For those interviews resulting in no offers in my case, I have found the following for your study:

1. Overqualified – don’t want you to get bored and worse jump to the next opportunity

2. Waiting for a significant event on the company side to occur before they can hire you. Similar to a no decision in sales.

3. Recruiters will use yourself as a validation checkpoint for other candidates they have put forth. In other words, you are put up as a valid candidate, but not really. They just want to do a validation that the original candidate was best.

4. Company internal reference will almost always win out over an external candidate, regardless of qualifications. When the boss makes a recommendation/referral, the hiring manager would be foolish to not give that candidate a leg up in the competion.

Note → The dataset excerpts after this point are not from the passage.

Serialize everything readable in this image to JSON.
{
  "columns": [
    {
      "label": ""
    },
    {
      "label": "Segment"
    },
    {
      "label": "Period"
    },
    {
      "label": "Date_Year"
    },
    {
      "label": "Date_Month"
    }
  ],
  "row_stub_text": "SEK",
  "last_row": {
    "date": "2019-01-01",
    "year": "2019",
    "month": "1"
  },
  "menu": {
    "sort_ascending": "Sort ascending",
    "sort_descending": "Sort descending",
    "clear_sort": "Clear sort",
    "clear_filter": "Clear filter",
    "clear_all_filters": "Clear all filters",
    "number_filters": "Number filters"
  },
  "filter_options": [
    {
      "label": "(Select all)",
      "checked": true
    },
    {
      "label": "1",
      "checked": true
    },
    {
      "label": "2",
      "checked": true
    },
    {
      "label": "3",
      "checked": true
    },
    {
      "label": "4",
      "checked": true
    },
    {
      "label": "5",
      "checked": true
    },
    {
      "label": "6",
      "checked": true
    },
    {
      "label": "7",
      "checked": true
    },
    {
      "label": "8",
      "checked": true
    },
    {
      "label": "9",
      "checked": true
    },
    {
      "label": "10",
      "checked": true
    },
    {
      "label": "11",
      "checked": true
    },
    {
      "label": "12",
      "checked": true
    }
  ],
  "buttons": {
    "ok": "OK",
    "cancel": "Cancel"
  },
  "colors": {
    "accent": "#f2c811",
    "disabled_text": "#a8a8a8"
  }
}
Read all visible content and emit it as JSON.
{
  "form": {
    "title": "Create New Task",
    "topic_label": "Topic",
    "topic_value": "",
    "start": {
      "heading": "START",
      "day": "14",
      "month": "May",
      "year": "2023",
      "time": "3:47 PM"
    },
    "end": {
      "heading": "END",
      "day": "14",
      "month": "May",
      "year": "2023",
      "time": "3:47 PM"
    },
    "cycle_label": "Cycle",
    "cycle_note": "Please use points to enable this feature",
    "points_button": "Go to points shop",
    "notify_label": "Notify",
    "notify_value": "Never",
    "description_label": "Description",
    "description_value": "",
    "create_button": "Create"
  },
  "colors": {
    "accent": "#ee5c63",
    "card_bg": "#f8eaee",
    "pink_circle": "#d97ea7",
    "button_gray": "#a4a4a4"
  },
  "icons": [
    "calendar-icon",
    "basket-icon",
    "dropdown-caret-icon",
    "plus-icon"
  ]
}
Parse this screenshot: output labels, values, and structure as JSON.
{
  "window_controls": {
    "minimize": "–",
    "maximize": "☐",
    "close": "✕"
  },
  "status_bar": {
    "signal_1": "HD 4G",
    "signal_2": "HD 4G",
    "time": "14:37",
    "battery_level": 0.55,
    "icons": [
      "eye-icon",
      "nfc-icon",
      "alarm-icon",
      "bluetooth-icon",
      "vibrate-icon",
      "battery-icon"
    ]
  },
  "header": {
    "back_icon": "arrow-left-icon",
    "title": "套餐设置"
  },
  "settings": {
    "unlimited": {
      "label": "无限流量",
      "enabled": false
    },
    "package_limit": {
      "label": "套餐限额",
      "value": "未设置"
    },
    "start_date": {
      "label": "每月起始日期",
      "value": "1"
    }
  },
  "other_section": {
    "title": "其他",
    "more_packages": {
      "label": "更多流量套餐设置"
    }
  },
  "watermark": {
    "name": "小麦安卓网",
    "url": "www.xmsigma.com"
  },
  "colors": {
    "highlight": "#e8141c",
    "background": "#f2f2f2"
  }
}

5. Finally, the most obvious; competition. When there are huge numbers of candidates, employers have the luxury of finding that precise/exact fit

Just some thoughts from my observations
Joe Beck

Great observations, Joe! I appreciate your bringing them up. I agree with 4 and 5 completely. Those are things you as the job seeker can’t change. All you can do is put your best foot forward. I have seen companies prefer their internal candidate, but if they have an external one that impresses them, they will sometimes find another spot for them or recommend them to another unit in the organization.

As for 1 and 2, watch out for those. Sometimes, not always, they can be used as an excuse for not hiring. Instead of giving you the real reason, they will throw out the overqualified label or use the stall tactic.

Finally, regarding number 3, that is new to me. I have some recruiter friends that are pretty straightforward with me, so I will sniff them out and see what they have to say about that.